Using HAProxy as a front-end SSL terminator for Sonar Qube

Short sweet and to the point. We are beginning to demo the Community Edition of Sonar Qube’s code analysis tool. And while I’m certain others have written extensively on the merits of Sonar Qube itself, today I’m going to share a very simple method to front-end the Sonar Qube installation with HAProxy and provide a secure endpoint.

Couple of pre-reqs (likely included with your distro of choice) :

• intermediate certificate, certificate and matching key ( https://letsencrypt.org/getting-started/ )
  • heads-up – the private key cannot have a password / passphrase
• HAProxy ( http://www.haproxy.org/ )
• Sonar Qube installation ( https://docs.sonarqube.org/latest/setup/install-server/ )

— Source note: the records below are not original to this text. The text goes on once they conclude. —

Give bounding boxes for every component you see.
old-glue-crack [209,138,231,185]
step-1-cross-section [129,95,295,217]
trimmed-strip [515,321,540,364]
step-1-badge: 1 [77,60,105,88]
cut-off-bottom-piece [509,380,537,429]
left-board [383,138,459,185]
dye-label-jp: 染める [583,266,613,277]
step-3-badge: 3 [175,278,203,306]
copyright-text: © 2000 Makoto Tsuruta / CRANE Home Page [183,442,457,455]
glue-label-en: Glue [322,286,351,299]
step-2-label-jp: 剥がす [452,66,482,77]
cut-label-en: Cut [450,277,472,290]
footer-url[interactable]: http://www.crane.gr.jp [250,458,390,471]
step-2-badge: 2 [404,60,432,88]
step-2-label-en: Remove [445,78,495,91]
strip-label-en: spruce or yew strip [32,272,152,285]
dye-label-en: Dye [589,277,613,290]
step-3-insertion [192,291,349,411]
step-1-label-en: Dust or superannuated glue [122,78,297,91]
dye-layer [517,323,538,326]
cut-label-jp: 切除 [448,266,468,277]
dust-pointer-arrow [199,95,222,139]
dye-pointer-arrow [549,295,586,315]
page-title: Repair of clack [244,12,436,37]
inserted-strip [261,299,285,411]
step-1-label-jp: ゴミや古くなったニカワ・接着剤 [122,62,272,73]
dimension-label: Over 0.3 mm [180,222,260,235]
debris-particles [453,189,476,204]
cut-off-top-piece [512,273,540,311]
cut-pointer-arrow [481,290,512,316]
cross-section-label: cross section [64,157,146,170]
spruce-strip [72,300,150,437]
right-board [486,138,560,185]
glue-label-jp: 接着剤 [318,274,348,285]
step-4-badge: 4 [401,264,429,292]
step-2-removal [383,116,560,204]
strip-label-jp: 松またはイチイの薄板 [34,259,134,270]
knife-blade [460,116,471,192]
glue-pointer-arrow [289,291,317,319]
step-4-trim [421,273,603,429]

First lets prep our certificate

ramblingman@sonarqube:~$ ls -l cert/
total 40
-rw-rw-r-- 1 ramblingman ramblingman 2764 Nov  1 22:29 site.pem
-rw-rw-r-- 1 ramblingman ramblingman 3311 Nov  1 22:29 site.key
-rw-rw-r-- 1 ramblingman ramblingman 4924 Nov  1 22:29 intermediate.crt

ramblingman@sonarqube:~$ sudo -i
root@sonarqube:~# mkdir -p /etc/haproxy/ssl/site.com
root@sonarqube:~# cat ~ramblingman/cert/site.pem ~ramblingman/cert/intermediate.pem ~ramblingman/cert/site.key > /etc/haproxy/ssl/site.com/combined.pem

root@sonarqube:~# chmod 600 /etc/haproxy/ssl/site.com/combined.pem

Now lets take a look at haproxy.cfg

frontend localhost
    bind *:80
    bind *:443 ssl crt /etc/haproxy/ssl/site.com/combined.pem
    redirect scheme https if !{ ssl_fc }
    mode http
    default_backend nodes

backend nodes
    mode http
    balance roundrobin
    option forwardfor
    option httpchk HEAD / HTTP/1.1\r\nHost:localhost
    server web01 127.0.0.1:8080 check
    http-request set-header X-Forwarded-Port %[dst_port]
    http-request add-header X-Forwarded-Proto https if { ssl_fc }

And finally, we need to make sure that Sonar Qube is listening on localhost (only) and your port of choice (we’re using 8080 in our example)

sonar.properties:

sonar.web.host=127.0.0.1
sonar.web.port=8080

By choosing to run on 127.0.0.1, we ensure the system does not listen to incoming connections, except from those of HAProxy. You can choose to leave the deault port 9000, but make sure to adjust haproxy.cfg accordingly.

Finally start Sonar Qube and HAProxy and enjoy your protected site.